Right here is an instance that makes use of the perform above:
# Instance 1: High electronics merchandise
electronics = analyze_product_performance(con, class='Electronics', top_n=10)
print("Top 10 Electronics Products:")
print(electronics[['product_name', 'units_sold', 'total_revenue', 'profit_margin_pct']].to_string(index=False))
Output:
High 10 Electronics Merchandise:
product_name units_sold total_revenue profit_margin_pct
Electronics Merchandise 113 262.0 510331.81 38.57
Electronics Merchandise 154 289.0 486307.74 38.28
Electronics Merchandise 122 229.0 448680.64 38.88
Electronics Merchandise 472 251.0 444680.20 38.51
Electronics Merchandise 368 222.0 424057.14 38.96
Electronics Merchandise 241 219.0 407648.10 38.75
Electronics Merchandise 410 243.0 400078.65 38.31
Electronics Merchandise 104 233.0 400036.84 38.73
Electronics Merchandise 2 213.0 382583.85 38.76
Electronics Merchandise 341 240.0 376722.94 38.94
And right here is one other instance:
# Instance 2: Excessive-revenue merchandise throughout all classes
print("nnHigh-Revenue Products (>$50k revenue):")
high_revenue = analyze_product_performance(con, min_revenue=50000, top_n=10)

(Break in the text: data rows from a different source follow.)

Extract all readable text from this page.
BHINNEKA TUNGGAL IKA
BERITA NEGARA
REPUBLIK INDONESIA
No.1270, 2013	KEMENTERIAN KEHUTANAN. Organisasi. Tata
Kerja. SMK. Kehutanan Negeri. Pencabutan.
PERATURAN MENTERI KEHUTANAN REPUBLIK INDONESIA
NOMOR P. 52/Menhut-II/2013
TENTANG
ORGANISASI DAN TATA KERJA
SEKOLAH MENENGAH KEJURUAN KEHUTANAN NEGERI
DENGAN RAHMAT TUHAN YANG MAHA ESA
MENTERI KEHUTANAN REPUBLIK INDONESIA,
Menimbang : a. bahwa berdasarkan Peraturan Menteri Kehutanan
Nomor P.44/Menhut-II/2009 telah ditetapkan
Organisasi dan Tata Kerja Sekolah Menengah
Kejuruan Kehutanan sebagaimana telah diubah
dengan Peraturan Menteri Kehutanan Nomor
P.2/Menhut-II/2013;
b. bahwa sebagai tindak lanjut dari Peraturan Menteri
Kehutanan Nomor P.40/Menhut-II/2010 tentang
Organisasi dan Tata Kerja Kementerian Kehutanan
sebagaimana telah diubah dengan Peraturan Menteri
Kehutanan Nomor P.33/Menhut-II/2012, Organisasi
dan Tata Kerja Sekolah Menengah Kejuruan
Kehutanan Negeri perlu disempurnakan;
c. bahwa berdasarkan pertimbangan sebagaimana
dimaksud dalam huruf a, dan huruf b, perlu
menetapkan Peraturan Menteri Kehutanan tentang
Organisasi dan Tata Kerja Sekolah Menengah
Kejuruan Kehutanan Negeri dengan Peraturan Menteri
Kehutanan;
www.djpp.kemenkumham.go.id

print(high_revenue[['product_name', 'category', 'total_revenue', 'profit']].to_string(index=False))
Output:
Excessive-Income Merchandise (>$50k income):
product_name class total_revenue revenue
Electronics Merchandise 113 Electronics 510331.81 196846.19
Electronics Merchandise 154 Electronics 486307.74 186140.78
Electronics Merchandise 122 Electronics 448680.64 174439.40
Electronics Merchandise 472 Electronics 444680.20 171240.80
Electronics Merchandise 368 Electronics 424057.14 165194.04
Electronics Merchandise 241 Electronics 407648.10 157955.25
Electronics Merchandise 410 Electronics 400078.65 153270.84
Electronics Merchandise 104 Electronics 400036.84 154953.46
Electronics Merchandise 2 Electronics 382583.85 148305.15
Electronics Merchandise 341 Electronics 376722.94 146682.94
# Wrapping Up
On this article, we analyzed e-commerce information. We generated relational information, saved it as Parquet, and queried it with DuckDB. The efficiency comparisons confirmed substantial speedups in comparison with conventional pandas approaches.
Use this stack if you end up performing analytical workloads on structured information. In case you are aggregating, filtering, becoming a member of, and computing metrics, that is helpful. It really works properly for information that adjustments in batches fairly than continuously. In case you are analyzing yesterday’s gross sales, processing month-to-month studies, or exploring historic traits, Parquet information up to date periodically work nice. You don’t want a stay database continuously accepting writes.
Nevertheless, this stack is just not appropriate for every part:
- When you want real-time updates with many concurrent writers, you want a standard database with ACID transactions
- In case you are constructing an software with user-facing queries that want millisecond response occasions, an listed database is healthier
- If a number of customers want to question concurrently with completely different entry permissions, a database server supplies higher management
The candy spot is analytical work on giant datasets, the place information updates occur in batches and also you want quick, versatile querying and evaluation.
Blissful analyzing!
Bala Priya C is a developer and technical author from India. She likes working on the intersection of math, programming, information science, and content material creation. Her areas of curiosity and experience embody DevOps, information science, and pure language processing. She enjoys studying, writing, coding, and low! At the moment, she’s engaged on studying and sharing her information with the developer neighborhood by authoring tutorials, how-to guides, opinion items, and extra. Bala additionally creates partaking useful resource overviews and coding tutorials.